Knowledge of rare genetic skeletal disorders has helped guide innovative treatment developments for osteoporosis, for example from our understanding of pycnodysostosis balicatib has emerged, as have anti-SOST antibodies from our experience of sclerosteosis and Van Buchems disease. Yet much high bone mass remains unexplained, better appreciation of which may translate into improved understanding of bone regulation and new therapeutic targets for future osteoporosis therapies.

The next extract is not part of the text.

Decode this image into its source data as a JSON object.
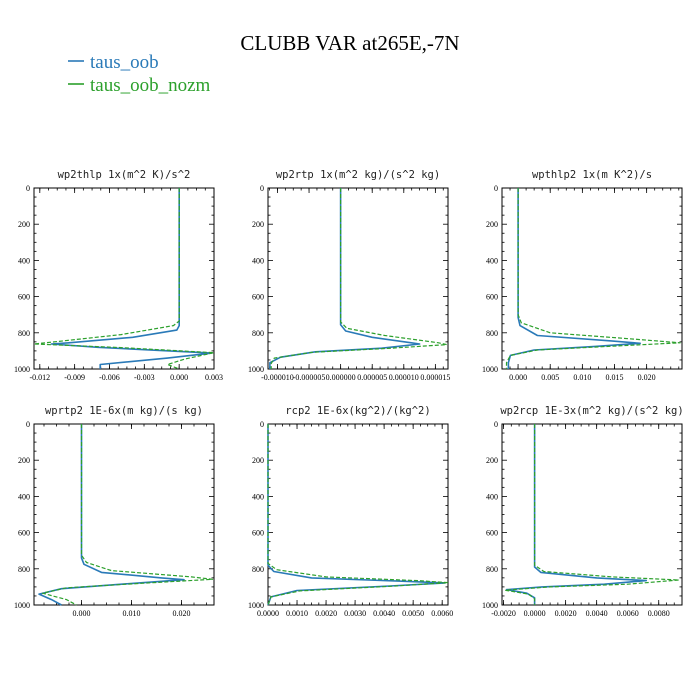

This presentation will review disorders of osteoclast function known to cause osteopetrosis in adults, in addition to disorders of enhanced bone formation leading to increased bone mass, for example those caused by mutations affecting LRP5 and SOST, which up regulate wnt signalling. I will then describe the epidemiology of the high bone mass phenotype in the UK, which to date has not been explained by known mutations in LRP5 or SOST. I will also summarize some established diagnoses, aside from high bone mass, which can cause raised bone density on routine DXA scanning.
Finally, I will present details of the clinical features of unexplained high bone mass, which include increased skeletal and mandibular size and impaired buoyancy, suggestive of a mild skeletal dysplasia, although the underlying genetic basis remains to be determined. Interestingly, these high bone mass cases also have evidence of a metabolic phenotype as evidenced by an increase in fat mass, providing support for recent laboratory studies suggesting that important links exist between bone and fat metabolism.